Em geral, o surgimento de uma tecnologia provoca também o aparecimento de grupos antagônicos, que em relação a ela se dividem em entusiastas e céticos. Foi assim com o rádio e com a TV. O mesmo aconteceu com a internet e, em tempos mais recentes, com as redes sociais. O escritor Nicholas Carr é um dos líderes dos céticos. Aos 53 anos, o americano, mestre em literatura pela Universidade de Harvard, afirma que as características mais brilhantes da internet podem cegar (no sentido figurado, é claro) seus usuários. Segundo ele, a miríade de conteúdos oferecidos na web termina por minar o poder do usuário de se concentrar em qualquer um deles. O saldo, portanto, é zero, na visão de Carr. As ideias foram parar em um livro, A Geração Superficial – O que a Internet Está Fazendo com os Nossos Cérebros (Agir, 384 p.), que combina análise da tecnologia com descobertas da neurociência. O livro foi malhado no exterior, mas a discussão suscitada pelo autor merece lugar.
Na entrevista ao site de VEJA reproduzida a seguir, o autor reconhece os benefícios provenientes da web, mas volta a atacar: diz que o Google é o motor da desconcentração na web – “O negócio deles é vender distração” – e promete manter-se como um dos poucos americanos a ficar fora das redes sociais: “Não pretendo reativar meus perfis no Twitter e Facebook.” Confira.
Quando o senhor suspeitou que a internet começou a alterar seu comportamento?
Em 2007, quando comecei a ler um livro, percebi que perdia paulatinamente minha capacidade de concentração ao pausar a leitura para visitar sites na internet. Vi que estava treinando meu cérebro para receber estímulos constantes, com um bombardeio de informações em tempo real. Como consequência, não tinha condições de me envolver em tarefas que demandam mais atenção fora do computador, o que me inspirou a escrever um artigo e, posteriormente, um livro sobre como as tecnologias influenciam o pensamento humano. A internet, assim como outras tecnologias já criadas, limita o pensamento.
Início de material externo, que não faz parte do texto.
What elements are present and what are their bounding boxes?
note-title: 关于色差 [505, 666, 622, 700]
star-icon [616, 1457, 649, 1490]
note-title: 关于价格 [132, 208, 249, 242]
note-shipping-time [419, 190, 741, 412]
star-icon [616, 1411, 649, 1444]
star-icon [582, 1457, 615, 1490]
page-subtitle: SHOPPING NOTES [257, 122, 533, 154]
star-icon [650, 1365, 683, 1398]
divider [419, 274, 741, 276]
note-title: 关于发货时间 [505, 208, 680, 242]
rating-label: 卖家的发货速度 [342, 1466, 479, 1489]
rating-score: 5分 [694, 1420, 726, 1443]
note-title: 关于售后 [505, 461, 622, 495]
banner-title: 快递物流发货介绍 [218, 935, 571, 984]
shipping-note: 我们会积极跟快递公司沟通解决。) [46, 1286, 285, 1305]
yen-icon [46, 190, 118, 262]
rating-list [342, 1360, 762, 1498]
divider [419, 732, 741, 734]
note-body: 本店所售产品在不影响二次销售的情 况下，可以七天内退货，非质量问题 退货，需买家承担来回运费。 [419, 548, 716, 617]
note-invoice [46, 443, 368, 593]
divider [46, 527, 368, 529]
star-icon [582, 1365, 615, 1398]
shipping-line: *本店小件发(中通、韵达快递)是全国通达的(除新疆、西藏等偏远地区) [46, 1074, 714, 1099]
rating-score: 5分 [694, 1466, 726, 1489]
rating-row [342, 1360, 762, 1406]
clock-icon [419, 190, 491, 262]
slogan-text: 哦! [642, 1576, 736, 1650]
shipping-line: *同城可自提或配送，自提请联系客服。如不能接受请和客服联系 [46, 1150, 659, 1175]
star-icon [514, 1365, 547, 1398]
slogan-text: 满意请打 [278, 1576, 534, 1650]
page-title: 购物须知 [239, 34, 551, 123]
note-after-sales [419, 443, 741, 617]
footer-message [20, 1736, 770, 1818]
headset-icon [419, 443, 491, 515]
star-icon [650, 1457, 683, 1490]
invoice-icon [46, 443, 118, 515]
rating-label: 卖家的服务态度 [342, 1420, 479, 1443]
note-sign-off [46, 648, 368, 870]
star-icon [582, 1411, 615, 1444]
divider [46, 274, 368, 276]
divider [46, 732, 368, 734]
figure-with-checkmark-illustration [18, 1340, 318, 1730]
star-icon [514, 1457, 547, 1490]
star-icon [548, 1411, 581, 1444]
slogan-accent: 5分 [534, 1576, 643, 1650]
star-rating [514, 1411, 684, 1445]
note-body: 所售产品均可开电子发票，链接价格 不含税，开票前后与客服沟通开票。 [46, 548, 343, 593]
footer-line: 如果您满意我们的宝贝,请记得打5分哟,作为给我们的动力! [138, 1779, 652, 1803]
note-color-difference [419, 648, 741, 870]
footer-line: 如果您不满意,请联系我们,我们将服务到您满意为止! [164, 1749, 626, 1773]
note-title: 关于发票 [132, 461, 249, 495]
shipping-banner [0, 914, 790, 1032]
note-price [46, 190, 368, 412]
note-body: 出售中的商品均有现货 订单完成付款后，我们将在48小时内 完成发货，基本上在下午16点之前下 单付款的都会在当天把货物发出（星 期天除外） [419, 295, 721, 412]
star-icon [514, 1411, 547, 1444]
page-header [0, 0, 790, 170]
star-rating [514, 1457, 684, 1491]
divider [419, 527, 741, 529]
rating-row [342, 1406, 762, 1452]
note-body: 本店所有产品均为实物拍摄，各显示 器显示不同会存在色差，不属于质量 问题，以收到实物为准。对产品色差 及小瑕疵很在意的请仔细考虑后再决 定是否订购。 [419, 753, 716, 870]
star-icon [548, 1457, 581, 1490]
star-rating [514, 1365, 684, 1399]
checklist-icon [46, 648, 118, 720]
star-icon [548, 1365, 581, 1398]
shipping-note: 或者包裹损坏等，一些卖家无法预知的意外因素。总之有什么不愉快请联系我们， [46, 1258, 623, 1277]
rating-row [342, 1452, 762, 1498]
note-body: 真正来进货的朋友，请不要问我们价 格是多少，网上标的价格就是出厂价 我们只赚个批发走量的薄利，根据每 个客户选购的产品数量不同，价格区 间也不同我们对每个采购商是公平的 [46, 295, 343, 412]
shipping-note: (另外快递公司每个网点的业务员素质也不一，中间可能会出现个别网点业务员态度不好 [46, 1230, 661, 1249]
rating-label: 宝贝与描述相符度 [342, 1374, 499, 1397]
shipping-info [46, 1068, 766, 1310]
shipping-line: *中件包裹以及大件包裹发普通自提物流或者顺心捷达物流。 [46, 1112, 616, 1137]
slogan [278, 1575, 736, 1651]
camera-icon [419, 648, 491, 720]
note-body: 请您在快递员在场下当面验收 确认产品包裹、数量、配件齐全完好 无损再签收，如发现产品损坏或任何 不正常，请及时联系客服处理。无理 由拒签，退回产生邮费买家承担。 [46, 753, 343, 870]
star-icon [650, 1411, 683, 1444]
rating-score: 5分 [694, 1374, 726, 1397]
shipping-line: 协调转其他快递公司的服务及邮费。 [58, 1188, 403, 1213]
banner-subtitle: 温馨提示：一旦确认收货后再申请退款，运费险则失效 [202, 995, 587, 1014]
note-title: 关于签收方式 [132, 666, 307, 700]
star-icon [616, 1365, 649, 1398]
Se a internet nos deixa menos concentrados, qual foi a estratégia para escrever o livro – que, afinal, demanda concentração?
Simplesmente mudei meus hábitos virtuais. Durante a produção da obra, acessava e-mails e sites de buscas, mas apenas os usei como ferramentas que me auxiliariam nos argumentos para a criação do livro. A maioria dos conteúdos descritos na obra foi retirada de livros, artigos e outros documentos em papel.
Durante a produção do livro, o senhor excluiu seus perfis no Twitter e Facebook. Eles já foram reativados?
Não reativei e nem pretendo fazer isso. Twitter e Facebook são duas plataformas atraentes e úteis às pessoas conectadas, mas não sinto falta delas. É importante que seus usuários saibam que há um custo ao se tornar membro desses serviços, relacionados não só ao estado de distração e fragmentação de atenção, mas à falta de privacidade que essas plataformas provocam.
O senhor teve vontade de inserir em seu livro algum recurso tecnológico, como links?
Jamais! Acredito que os links distribuídos em uma obra desencorajariam uma leitura mais profunda a respeito do tema. Há uma seção no meu livro que dedico exclusivamente às trocas de diálogos entre urls, que tendem a reduzir a compreensão de um conteúdo. O link é um inimigo da concentração.
Qual é seu objetivo ao discutir os problemas da internet?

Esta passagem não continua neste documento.